Every product we build has to be a hit. That is how it is in our industry. I think Phone 1 has gotten a tremendous amount of buzz. The real test is the first couple of weeks when you first ship the product and people start receiving it. When you have hundreds of thousands of people using it, if they love the product, they will tell their friends about it, and we are safe.

We are now in this middle period where a lot of people are excited about it, a lot of people have bought it, and a lot of phones are still on the way to the customers. We are collecting a lot of feedback, especially on the software, to improve the chances that, when people in large quantities start activating the product, it will be something they really love.
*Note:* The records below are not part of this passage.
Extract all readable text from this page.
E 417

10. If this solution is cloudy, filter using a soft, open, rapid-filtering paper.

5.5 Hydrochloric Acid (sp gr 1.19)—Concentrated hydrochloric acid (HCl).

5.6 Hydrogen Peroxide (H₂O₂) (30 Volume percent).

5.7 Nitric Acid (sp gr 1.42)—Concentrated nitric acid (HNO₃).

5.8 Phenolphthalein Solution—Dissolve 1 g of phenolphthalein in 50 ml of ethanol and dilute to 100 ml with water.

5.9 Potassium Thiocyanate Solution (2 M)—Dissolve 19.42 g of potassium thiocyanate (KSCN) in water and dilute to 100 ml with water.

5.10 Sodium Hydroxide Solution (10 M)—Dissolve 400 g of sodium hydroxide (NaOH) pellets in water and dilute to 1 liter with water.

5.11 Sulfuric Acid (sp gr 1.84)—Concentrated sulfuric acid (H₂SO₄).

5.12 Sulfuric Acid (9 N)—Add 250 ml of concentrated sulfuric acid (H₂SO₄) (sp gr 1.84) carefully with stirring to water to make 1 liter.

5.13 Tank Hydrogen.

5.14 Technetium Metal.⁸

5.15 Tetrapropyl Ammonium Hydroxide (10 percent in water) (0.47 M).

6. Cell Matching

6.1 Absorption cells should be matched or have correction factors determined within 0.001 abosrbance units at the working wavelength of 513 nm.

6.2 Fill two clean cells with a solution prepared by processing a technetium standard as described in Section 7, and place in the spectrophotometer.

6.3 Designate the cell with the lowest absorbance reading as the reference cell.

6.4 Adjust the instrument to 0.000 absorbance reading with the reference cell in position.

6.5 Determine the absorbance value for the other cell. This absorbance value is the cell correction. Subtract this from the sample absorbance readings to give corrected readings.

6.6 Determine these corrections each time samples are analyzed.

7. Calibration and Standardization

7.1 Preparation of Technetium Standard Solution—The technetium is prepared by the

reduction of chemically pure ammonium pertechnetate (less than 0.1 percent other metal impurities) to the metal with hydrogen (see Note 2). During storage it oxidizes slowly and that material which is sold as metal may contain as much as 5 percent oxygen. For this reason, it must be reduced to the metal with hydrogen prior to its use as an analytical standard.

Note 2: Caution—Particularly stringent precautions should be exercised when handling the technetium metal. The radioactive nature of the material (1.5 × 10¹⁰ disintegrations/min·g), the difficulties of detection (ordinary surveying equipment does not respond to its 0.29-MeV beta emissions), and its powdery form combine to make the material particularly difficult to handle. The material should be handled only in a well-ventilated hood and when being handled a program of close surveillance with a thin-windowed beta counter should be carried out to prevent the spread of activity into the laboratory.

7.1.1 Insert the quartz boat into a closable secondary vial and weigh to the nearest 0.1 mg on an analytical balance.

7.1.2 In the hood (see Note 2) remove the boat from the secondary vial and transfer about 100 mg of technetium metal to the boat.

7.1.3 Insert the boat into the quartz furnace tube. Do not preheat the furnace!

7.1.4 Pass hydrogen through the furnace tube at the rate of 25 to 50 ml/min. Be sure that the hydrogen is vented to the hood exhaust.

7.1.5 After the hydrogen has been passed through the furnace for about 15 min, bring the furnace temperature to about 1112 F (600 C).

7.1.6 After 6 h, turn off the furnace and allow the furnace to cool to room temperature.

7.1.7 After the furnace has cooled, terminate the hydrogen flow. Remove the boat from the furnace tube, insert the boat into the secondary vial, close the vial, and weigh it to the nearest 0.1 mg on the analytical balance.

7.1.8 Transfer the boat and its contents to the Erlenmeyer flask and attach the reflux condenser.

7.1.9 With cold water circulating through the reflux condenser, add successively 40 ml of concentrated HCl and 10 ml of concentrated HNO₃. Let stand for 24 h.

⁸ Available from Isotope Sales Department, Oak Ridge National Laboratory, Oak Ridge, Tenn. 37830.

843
On the unique traits of Indian consumers v/s consumers outside India

People in India are very tech savvy. They know the details of all the components that go in and how much it should cost. I think they look at the values of the product. I think that is why some of our messaging has worked well here. Many people speak in English here, and there is very little gap between the information in the West and here. A lot of consumers want to be a part of the movement that is global in nature, and not necessarily local in nature.

In some markets like Indonesia, they only look at the price of the product. They don’t really know what is inside, where one can sell a product at a higher margin as long as it is cheap.
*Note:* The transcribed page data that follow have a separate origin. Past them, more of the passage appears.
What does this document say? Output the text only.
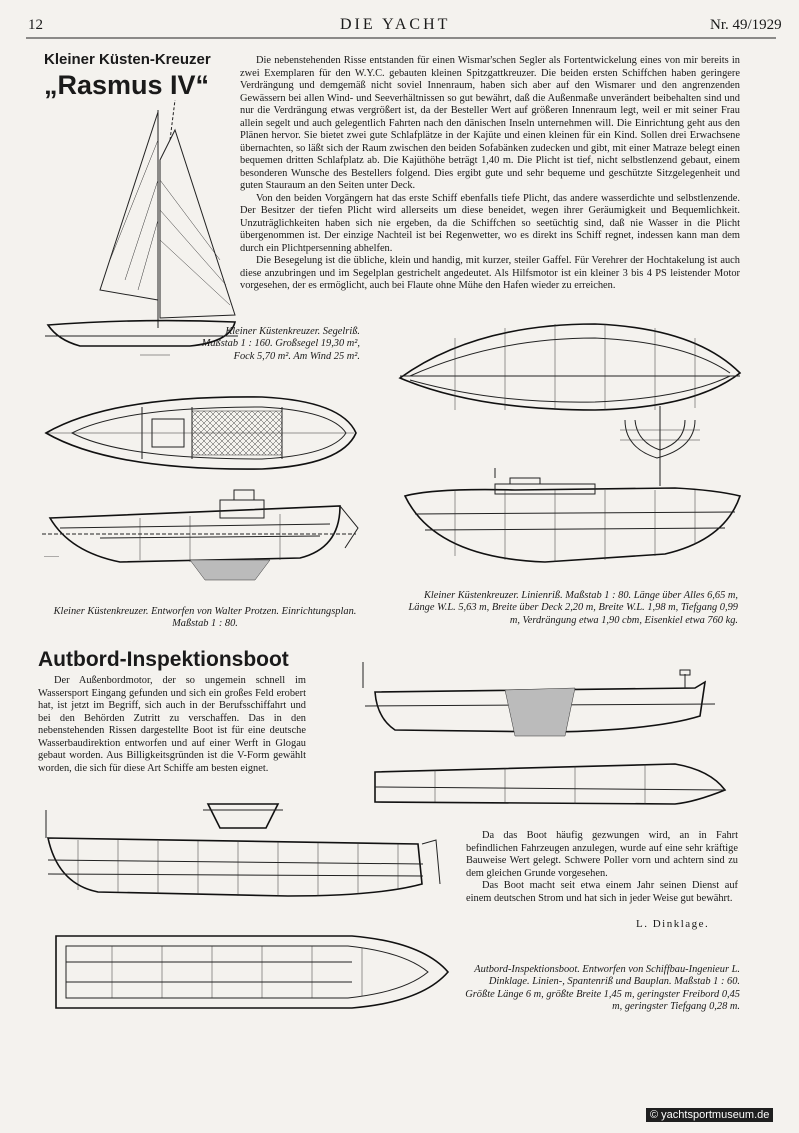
12	DIE YACHT	Nr. 49/1929
Kleiner Küsten-Kreuzer
„Rasmus IV“

Die nebenstehenden Risse entstanden für einen Wismar'schen Segler als Fortentwickelung eines von mir bereits in zwei Exemplaren für den W.Y.C. gebauten kleinen Spitzgattkreuzer. Die beiden ersten Schiffchen haben geringere Verdrängung und demgemäß nicht soviel Innenraum, haben sich aber auf den Wismarer und den angrenzenden Gewässern bei allen Wind- und Seeverhältnissen so gut bewährt, daß die Außenmaße unverändert beibehalten sind und nur die Verdrängung etwas vergrößert ist, da der Besteller Wert auf größeren Innenraum legt, weil er mit seiner Frau allein segelt und auch gelegentlich Fahrten nach den dänischen Inseln unternehmen will. Die Einrichtung geht aus den Plänen hervor. Sie bietet zwei gute Schlafplätze in der Kajüte und einen kleinen für ein Kind. Sollen drei Erwachsene übernachten, so läßt sich der Raum zwischen den beiden Sofabänken zudecken und gibt, mit einer Matraze belegt einen bequemen dritten Schlafplatz ab. Die Kajüthöhe beträgt 1,40 m. Die Plicht ist tief, nicht selbstlenzend gebaut, einem besonderen Wunsche des Bestellers folgend. Dies ergibt gute und sehr bequeme und geschützte Sitzgelegenheit und guten Stauraum an den Seiten unter Deck.

Von den beiden Vorgängern hat das erste Schiff ebenfalls tiefe Plicht, das andere wasserdichte und selbstlenzende. Der Besitzer der tiefen Plicht wird allerseits um diese beneidet, wegen ihrer Geräumigkeit und Bequemlichkeit. Unzuträglichkeiten haben sich nie ergeben, da die Schiffchen so seetüchtig sind, daß nie Wasser in die Plicht übergenommen ist. Der einzige Nachteil ist bei Regenwetter, wo es direkt ins Schiff regnet, indessen kann man dem durch ein Plichtpersenning abhelfen.

Die Besegelung ist die übliche, klein und handig, mit kurzer, steiler Gaffel. Für Verehrer der Hochtakelung ist auch diese anzubringen und im Segelplan gestrichelt angedeutet. Als Hilfsmotor ist ein kleiner 3 bis 4 PS leistender Motor vorgesehen, der es ermöglicht, auch bei Flaute ohne Mühe den Hafen wieder zu erreichen.

Kleiner Küstenkreuzer. Segelriß. Maßstab 1 : 160. Großsegel 19,30 m², Fock 5,70 m². Am Wind 25 m².
———
Kleiner Küstenkreuzer. Entworfen von Walter Protzen. Einrichtungsplan. Maßstab 1 : 80.
Kleiner Küstenkreuzer. Linienriß. Maßstab 1 : 80. Länge über Alles 6,65 m, Länge W.L. 5,63 m, Breite über Deck 2,20 m, Breite W.L. 1,98 m, Tiefgang 0,99 m, Verdrängung etwa 1,90 cbm, Eisenkiel etwa 760 kg.
Autbord-Inspektionsboot

Der Außenbordmotor, der so ungemein schnell im Wassersport Eingang gefunden und sich ein großes Feld erobert hat, ist jetzt im Begriff, sich auch in der Berufsschiffahrt und bei den Behörden Zutritt zu verschaffen. Das in den nebenstehenden Rissen dargestellte Boot ist für eine deutsche Wasserbaudirektion entworfen und auf einer Werft in Glogau gebaut worden. Aus Billigkeitsgründen ist die V-Form gewählt worden, die sich für diese Art Schiffe am besten eignet.

Da das Boot häufig gezwungen wird, an in Fahrt befindlichen Fahrzeugen anzulegen, wurde auf eine sehr kräftige Bauweise Wert gelegt. Schwere Poller vorn und achtern sind zu dem gleichen Grunde vorgesehen.

Das Boot macht seit etwa einem Jahr seinen Dienst auf einem deutschen Strom und hat sich in jeder Weise gut bewährt.

L. Dinklage.
Autbord-Inspektionsboot. Entworfen von Schiffbau-Ingenieur L. Dinklage. Linien-, Spantenriß und Bauplan. Maßstab 1 : 60. Größte Länge 6 m, größte Breite 1,45 m, geringster Freibord 0,45 m, geringster Tiefgang 0,28 m.
© yachtsportmuseum.de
On creating the right environment for a premium phone

If you look at the market, there is a lot of competition, theoretically. In practical terms, there is not a lot of competition. Because, apart from Apple, all other brands and their percentages, they don’t really exist in people’s minds. So, I think, there is not a lot of competition.

We raised a lot of money from our community. First time we did, we just announced the name of the company, “Hey, we are going to do it.” Second time, we had a role map of our products with pokemon code names. So, a lot of faith and belief came in again. It really validates that people are bored and they want to see the Nothing team bring some change in the industry.

On the symptoms of mediocre talent

One symptom is not knowing the details. You are responsible for it and you should know every single detail. If you are in a more senior position, you should be able to bring a lot of great people with you. If you can’t, there must be something wrong. The better you are, I think, the better you are able to work with high level talent, and not have conflict.

On product framework and operating principles

Going back to being an insect in the animal kingdom, we first need to recognise that a lot of companies share an ant's state vision that we do, be it complete ecosystem or ambient computing far into the future. There are brands which are 20, 25 and 45 years old out there. So, if you are both late and you are weak, what can you do? For products, we have consciously taken a fast follower strategy. This means we never create a new category, at least not now when we are so weak.

They create the category and we find the loophole or opportunity in that category that other people have created. We vet ourselves with a differentiated approach. That is the framework at the beginning.

The opportunity has to be big. Smartphone market - 1.5 + billion shipments once a year, true wireless headphones - more than 300 million a year. We only touched these categories.

On creating hype

I think it is about expectations and quality. If you are consistently delivering quality, people will have expectations on you to deliver more quality. I think they pay attention and they are looking at what you are going to do. Don’t create hype for the sake of creating a hype. Focus on creating quality products.

On the brand name, 'Nothing' (Pei said that the other names that were considered were Next and Stone.)

The other name was essential, and we really liked it. But, I think Nothing is cool. It is easy to remember, it is very funny. It does have a deeper meaning that if you are able to accomplish the purpose and vision when technology around is so seamless, it fades away, where you don’t have to think about it all the time. So the feeling becomes a feeling like Nothing.